Concrètement, dans l’affaire étudiée, la compagnie d’assurances SA GFA CARAIBES a indemnisé une société pour les dégradations de son magasin commises à l’occasion des manifestations. Subrogée dans les droits de cette dernière, elle a donc saisit le tribunal administratif de Fort-de-France pour engager la responsabilité de l’Etat du fait des attroupements. Mais, celui-ci, le 22 Octobre 2010, a rejeté cette requête. La compagnie a, alors, saisit la Cour administrative d’appel de Bordeaux pour obtenir la condamnation de l’Etat. Celle-ci, le 27 Septembre 2011, a fait droit à cette demande, ce qui constitue l’un des deux applications positives de ce régime de responsabilité concernant cette grève en Guadeloupe, l’ensemble des autres requêtes ayant été rejeté.

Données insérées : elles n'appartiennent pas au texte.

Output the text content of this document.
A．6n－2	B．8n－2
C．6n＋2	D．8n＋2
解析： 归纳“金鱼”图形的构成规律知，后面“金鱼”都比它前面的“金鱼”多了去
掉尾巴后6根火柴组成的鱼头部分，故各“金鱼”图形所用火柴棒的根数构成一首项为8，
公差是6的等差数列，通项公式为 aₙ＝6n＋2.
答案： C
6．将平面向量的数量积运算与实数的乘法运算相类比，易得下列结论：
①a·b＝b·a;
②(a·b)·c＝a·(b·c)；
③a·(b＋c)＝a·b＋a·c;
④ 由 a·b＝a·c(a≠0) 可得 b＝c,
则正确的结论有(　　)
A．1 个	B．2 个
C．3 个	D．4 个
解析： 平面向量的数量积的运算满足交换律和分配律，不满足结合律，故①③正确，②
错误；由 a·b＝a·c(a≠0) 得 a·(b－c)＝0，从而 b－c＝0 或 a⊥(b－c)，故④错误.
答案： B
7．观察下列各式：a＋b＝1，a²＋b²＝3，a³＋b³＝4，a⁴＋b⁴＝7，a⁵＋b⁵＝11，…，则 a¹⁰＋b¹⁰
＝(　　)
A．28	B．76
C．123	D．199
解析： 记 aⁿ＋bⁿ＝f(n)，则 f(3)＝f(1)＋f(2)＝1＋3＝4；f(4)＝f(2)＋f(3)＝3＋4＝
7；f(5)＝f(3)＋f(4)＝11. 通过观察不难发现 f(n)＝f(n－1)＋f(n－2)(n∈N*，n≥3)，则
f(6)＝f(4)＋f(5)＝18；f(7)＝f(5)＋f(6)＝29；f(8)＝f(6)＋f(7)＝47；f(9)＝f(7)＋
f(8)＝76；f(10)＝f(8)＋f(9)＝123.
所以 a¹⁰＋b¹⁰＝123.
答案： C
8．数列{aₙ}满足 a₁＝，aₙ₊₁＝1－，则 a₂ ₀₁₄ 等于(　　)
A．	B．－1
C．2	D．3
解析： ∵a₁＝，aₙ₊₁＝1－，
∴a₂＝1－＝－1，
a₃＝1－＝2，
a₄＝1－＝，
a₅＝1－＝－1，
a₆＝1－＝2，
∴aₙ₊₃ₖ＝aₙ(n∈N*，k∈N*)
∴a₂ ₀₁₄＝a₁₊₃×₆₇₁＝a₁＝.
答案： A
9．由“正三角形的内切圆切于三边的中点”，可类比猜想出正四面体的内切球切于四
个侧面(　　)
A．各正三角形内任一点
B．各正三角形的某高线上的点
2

La possibilité d’engager la responsabilité de l’Etat du fait des attroupements et rassemblements est ancienne. Prise en charge à l’origine par les communes, elle est assumée, depuis 1983, par l’Etat. Sa mise en œuvre obéit à des conditions strictes : ainsi, les actes dommageables doivent être liés à un rassemblement, notion très délimitée par le Conseil d’Etat ; les actes doivent, ensuite, constituer des crimes ou délits et être exécutés de manière spontanée. Bien que simples dans leur principe, ces conditions soulèvent des difficultés pratiques d’application. L’affaire de la grève générale en Guadeloupe en est la parfaite illustration. A cette occasion, le Cour administrative d’appel de Bordeaux a élaboré un double critère spatio-temporel permettant de rattacher un acte dommageable à un rassemblement : ainsi, ces actes doivent avoir été exécutés près du lieu d’un rassemblement et à un moment ou ce dernier se déroulait effectivement.
Il convient donc de tenter, dans une première partie, de délimiter les contours de ce régime de responsabilité (I), puis d’analyser son application pratique à la grève générale ayant eu lieu en Guadeloupe (II).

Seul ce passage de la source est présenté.